People appreciate certainty and autonomy because the brain craves both. David Rock, one of the leader proponents of applying neuroscience to leadership (neuroleadership) suggests an acrostic called SCARF that represents five essential brain processes that influence motivation and change management. See my blog here that explains SCARF. The ‘c’ and the ‘a’ stand for certainty and autonomy. I’ve listed 5 insights below that relate these two components to change management.

  1. People naturally assume the worst. Our brain is actually wired to pick up threats and negative possibilities around us more than the positive. 2/3 of our brain cells in the flight-fight part of our brain, the amygdala, are wired to pick up on the negative.
  2. People naturally fill in knowledge gaps with fear.

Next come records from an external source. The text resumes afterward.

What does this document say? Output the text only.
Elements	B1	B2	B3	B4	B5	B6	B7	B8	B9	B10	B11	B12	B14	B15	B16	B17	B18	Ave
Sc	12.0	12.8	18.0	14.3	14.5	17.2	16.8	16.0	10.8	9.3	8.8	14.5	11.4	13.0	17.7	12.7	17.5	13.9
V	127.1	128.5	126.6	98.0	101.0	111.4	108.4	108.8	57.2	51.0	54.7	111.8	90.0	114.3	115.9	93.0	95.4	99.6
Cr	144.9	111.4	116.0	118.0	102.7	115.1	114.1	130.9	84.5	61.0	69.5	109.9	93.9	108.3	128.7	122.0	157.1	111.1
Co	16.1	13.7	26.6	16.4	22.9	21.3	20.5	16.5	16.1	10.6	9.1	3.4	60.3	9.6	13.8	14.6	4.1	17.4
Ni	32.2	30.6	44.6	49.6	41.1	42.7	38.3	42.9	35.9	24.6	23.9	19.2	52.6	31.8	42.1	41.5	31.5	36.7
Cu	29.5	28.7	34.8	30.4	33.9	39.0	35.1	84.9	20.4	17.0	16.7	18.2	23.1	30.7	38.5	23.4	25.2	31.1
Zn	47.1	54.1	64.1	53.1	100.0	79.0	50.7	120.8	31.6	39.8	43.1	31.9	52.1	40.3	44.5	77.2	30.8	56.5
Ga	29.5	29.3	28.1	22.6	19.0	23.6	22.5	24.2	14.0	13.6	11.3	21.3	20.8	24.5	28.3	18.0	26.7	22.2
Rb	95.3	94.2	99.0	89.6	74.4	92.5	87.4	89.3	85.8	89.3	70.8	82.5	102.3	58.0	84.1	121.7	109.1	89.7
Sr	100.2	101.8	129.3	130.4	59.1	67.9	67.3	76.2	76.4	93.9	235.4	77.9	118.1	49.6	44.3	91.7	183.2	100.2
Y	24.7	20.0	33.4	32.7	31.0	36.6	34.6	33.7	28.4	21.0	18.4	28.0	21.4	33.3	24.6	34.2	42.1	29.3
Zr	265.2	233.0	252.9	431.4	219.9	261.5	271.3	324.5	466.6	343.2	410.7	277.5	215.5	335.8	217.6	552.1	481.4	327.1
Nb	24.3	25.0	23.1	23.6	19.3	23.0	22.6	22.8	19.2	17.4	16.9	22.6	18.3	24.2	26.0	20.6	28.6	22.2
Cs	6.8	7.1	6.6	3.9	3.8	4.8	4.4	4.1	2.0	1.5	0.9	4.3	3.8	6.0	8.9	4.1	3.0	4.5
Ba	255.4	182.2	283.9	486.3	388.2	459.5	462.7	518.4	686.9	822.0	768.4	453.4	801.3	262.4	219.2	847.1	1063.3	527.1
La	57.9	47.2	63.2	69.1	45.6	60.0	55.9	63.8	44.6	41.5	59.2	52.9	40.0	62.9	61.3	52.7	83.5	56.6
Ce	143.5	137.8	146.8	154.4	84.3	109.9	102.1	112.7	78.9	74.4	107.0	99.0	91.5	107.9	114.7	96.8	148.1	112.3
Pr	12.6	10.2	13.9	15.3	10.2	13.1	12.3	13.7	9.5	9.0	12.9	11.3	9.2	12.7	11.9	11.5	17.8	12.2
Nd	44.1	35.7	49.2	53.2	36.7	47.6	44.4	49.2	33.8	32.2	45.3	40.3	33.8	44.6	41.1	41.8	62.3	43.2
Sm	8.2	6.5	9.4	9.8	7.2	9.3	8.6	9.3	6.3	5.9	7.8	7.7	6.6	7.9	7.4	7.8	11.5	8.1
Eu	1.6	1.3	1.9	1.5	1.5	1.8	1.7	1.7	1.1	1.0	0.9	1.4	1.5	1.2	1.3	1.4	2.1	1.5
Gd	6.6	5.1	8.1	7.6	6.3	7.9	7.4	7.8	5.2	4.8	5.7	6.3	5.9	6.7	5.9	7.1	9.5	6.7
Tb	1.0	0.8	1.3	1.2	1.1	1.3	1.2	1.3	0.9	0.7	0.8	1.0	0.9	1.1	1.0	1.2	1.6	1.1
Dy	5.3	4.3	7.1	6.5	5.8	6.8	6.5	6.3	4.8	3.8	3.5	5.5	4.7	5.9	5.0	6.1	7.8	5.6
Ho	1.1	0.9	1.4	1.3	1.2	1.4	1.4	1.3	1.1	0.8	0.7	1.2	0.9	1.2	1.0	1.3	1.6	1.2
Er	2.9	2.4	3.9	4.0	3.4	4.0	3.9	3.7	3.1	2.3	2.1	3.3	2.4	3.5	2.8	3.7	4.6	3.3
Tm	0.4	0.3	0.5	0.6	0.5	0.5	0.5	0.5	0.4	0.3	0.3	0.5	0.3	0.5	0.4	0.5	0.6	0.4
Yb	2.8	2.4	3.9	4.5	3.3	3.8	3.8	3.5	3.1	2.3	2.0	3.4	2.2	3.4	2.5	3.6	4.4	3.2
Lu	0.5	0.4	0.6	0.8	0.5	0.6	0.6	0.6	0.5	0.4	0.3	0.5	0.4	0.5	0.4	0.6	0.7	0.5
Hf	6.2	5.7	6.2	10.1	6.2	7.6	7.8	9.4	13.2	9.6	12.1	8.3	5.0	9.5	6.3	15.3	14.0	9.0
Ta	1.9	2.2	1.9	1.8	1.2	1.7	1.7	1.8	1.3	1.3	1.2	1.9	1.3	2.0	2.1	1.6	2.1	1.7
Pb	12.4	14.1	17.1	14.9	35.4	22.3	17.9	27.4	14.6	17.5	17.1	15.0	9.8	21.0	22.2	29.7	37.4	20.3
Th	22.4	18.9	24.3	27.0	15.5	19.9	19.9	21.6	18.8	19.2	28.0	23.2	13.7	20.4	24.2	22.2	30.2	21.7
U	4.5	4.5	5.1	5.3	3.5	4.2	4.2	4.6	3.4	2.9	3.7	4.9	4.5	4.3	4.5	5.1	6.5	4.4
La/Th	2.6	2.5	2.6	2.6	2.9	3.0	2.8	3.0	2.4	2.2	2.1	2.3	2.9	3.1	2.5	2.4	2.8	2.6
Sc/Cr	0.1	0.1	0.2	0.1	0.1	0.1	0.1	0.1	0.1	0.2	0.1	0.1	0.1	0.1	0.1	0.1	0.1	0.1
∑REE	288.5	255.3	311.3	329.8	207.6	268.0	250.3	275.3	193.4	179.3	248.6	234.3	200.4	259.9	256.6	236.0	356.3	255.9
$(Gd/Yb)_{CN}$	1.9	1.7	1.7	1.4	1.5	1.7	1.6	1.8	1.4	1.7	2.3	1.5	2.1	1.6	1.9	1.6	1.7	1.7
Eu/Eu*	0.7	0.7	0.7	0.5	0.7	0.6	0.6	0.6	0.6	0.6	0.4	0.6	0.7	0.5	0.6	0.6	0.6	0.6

Uncertainty about the future (and change) breeds this fear.
  3. Ambiguity creates more fear than measured risk. That is, the more people have to fill in the knowledge gaps, the greater the fear about and resistance to change. Measured risk, however, fills in some of those gaps and lessens anxiety.
  4. Undoing a wrong impression is harder than creating a good impression. It’s the old adage “you don’t have a second chance to make a good first impression.” That’s not just a quaint saying. Neuroscientists have shown it to be true.
  5. People understate their ability to ride out difficult future events. Uncertainty causes us to poorly forecast how well we can face difficulty. The term is “affective forecasting.” When you present change, people will initially assume that the church will come out worse than expected, although the opposite is often true.
  6. Emotions play a very important part in decision making. Just presenting the facts is seldom enough to move people forward.

So, in light of these insights, what are some positive steps you can take to most effectively manage church change?

  1. Build in small, short-term wins along the way. These wins will give a greater sense of certainty. Remember, people (and their brains) love certainty.
  2. Fill in the knowledge gaps with truth. In other words, communicate, communicate, communicate. Keep people in the loop about your progress with the change initiative.
  3. Provide a feedback loop. Give people in your church a real, tangible way they can give feedback to you about the process. Simply knowing they have that ability to communicate to you and that you are really listening will decrease their anxiety about the future.
  4. Within reason, provide people small ways they can choose about how the change will look. Although the leadership will have decided the big picture change, providing options and opportunity for people to hone what those changes within the big change will look like increases autonomy. Remember, people love autonomy.
  5. Fill in knowledge gaps with Faith. Preach and teach on faith. Keep verses like Hebrews 11.1 often before the people.

Heb. 11.1 Faith is the confidence that what we hope for will actually happen; it gives us assurance about things we cannot see. (NLT)

What have you done that has helped smooth church change?